Startups are how science scales. While money is fun, it isn’t all that interesting relative to how deployed science advances the human condition. Technology has two tasks: 1) decrease the cost of doing something or 2) enable something net-new. Dishwashers allowed us to trade electricity for clean dishes, saving us time. Planes gave us the capability of flight. Technology is the automation of the rote so humans can spend their time on higher-value activities. Steve Jobs called the personal computer “the bicycle of the mind” that allows us to automate and augment our thinking.
Let’s forecast for a second and play out what happens if AI does disrupt search:
- First order: An AI model will split out search results compiling the scanned content from a variety of data publishers.
- Second order: The winner of this market makes boatloads of money.
- Third order: Publishers of the data receive none of that advertising money, forcing ever more consolidation among newspapers and other outlets.
- Fourth order: With the almost complete collapse of small publications, power law outcomes intensify among publishers and only a few, ideologically aligned national outlets remain.
- Fifth order: Misinformation runs rampant, and AI summarizes it beautifully.
This… sounds a lot like what happened with social media. It’s a familiar story told at an accelerated pace. Microsoft and Google’s vision of better search makes the world worse.
Bing’s launch is uninteresting because it’s about the pursuit of profits instead of progress. Give me an AI, godlike in its powers, contained in my pocket, all-knowing and wise, automating away meetings, accelerating science, and making humanity a multi-planet species. I don’t want a bicycle for the mind—I want a Ferrari. I have to imagine OpenAI feels this way, too. If you invented a technology that could potentially disrupt a $150B category, you don’t give it away to an incumbent. My guess is that OpenAI is more interested in AI that advances science instead of search results.
Bing Chat’s disastrous release is scary because it was done for something as dumb as search ad margins.
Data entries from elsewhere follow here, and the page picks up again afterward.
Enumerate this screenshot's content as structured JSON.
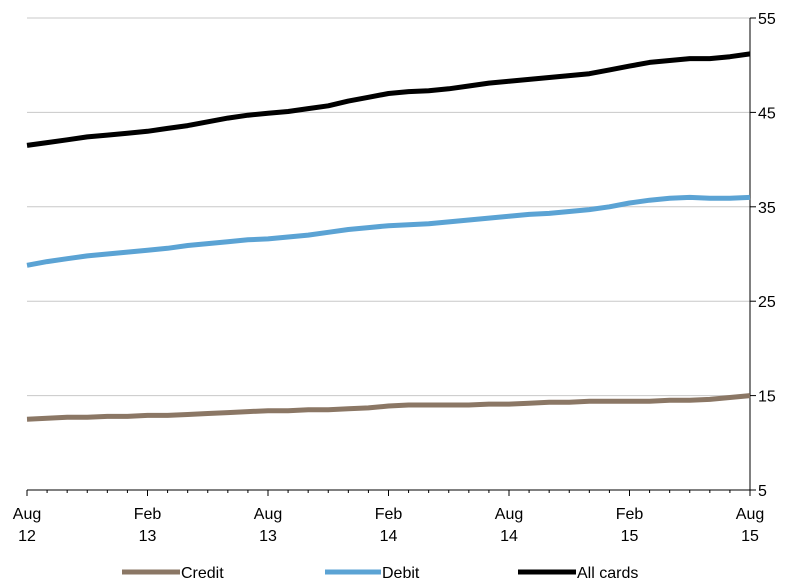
{
  "chart_data": {
    "type": "line",
    "x": [
      "2012-08",
      "2012-09",
      "2012-10",
      "2012-11",
      "2012-12",
      "2013-01",
      "2013-02",
      "2013-03",
      "2013-04",
      "2013-05",
      "2013-06",
      "2013-07",
      "2013-08",
      "2013-09",
      "2013-10",
      "2013-11",
      "2013-12",
      "2014-01",
      "2014-02",
      "2014-03",
      "2014-04",
      "2014-05",
      "2014-06",
      "2014-07",
      "2014-08",
      "2014-09",
      "2014-10",
      "2014-11",
      "2014-12",
      "2015-01",
      "2015-02",
      "2015-03",
      "2015-04",
      "2015-05",
      "2015-06",
      "2015-07",
      "2015-08"
    ],
    "x_tick_labels": [
      {
        "line1": "Aug",
        "line2": "12"
      },
      {
        "line1": "Feb",
        "line2": "13"
      },
      {
        "line1": "Aug",
        "line2": "13"
      },
      {
        "line1": "Feb",
        "line2": "14"
      },
      {
        "line1": "Aug",
        "line2": "14"
      },
      {
        "line1": "Feb",
        "line2": "15"
      },
      {
        "line1": "Aug",
        "line2": "15"
      }
    ],
    "y_ticks": [
      "5",
      "15",
      "25",
      "35",
      "45",
      "55"
    ],
    "ylim": [
      5,
      55
    ],
    "grid": true,
    "legend_position": "bottom",
    "series": [
      {
        "name": "Credit",
        "color": "#8b7765",
        "values": [
          12.5,
          12.6,
          12.7,
          12.7,
          12.8,
          12.8,
          12.9,
          12.9,
          13.0,
          13.1,
          13.2,
          13.3,
          13.4,
          13.4,
          13.5,
          13.5,
          13.6,
          13.7,
          13.9,
          14.0,
          14.0,
          14.0,
          14.0,
          14.1,
          14.1,
          14.2,
          14.3,
          14.3,
          14.4,
          14.4,
          14.4,
          14.4,
          14.5,
          14.5,
          14.6,
          14.8,
          15.0
        ]
      },
      {
        "name": "Debit",
        "color": "#5ba3d4",
        "values": [
          28.8,
          29.2,
          29.5,
          29.8,
          30.0,
          30.2,
          30.4,
          30.6,
          30.9,
          31.1,
          31.3,
          31.5,
          31.6,
          31.8,
          32.0,
          32.3,
          32.6,
          32.8,
          33.0,
          33.1,
          33.2,
          33.4,
          33.6,
          33.8,
          34.0,
          34.2,
          34.3,
          34.5,
          34.7,
          35.0,
          35.4,
          35.7,
          35.9,
          36.0,
          35.9,
          35.9,
          36.0
        ]
      },
      {
        "name": "All cards",
        "color": "#000000",
        "values": [
          41.5,
          41.8,
          42.1,
          42.4,
          42.6,
          42.8,
          43.0,
          43.3,
          43.6,
          44.0,
          44.4,
          44.7,
          44.9,
          45.1,
          45.4,
          45.7,
          46.2,
          46.6,
          47.0,
          47.2,
          47.3,
          47.5,
          47.8,
          48.1,
          48.3,
          48.5,
          48.7,
          48.9,
          49.1,
          49.5,
          49.9,
          50.3,
          50.5,
          50.7,
          50.7,
          50.9,
          51.2
        ]
      }
    ]
  }
}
Microsoft willingly hooked up an AI to the internet that showed purported signs of consciousness for profit. This was only the first step. Ever more powerful AIs are released in pursuit of ever more profits until one day we accidentally create something truly dangerous. Covid taught me to doubt institutions, but in this area of science, I had forgotten this lesson. I had thought leading AI labs would’ve been smarter. Instead, we got Sydney.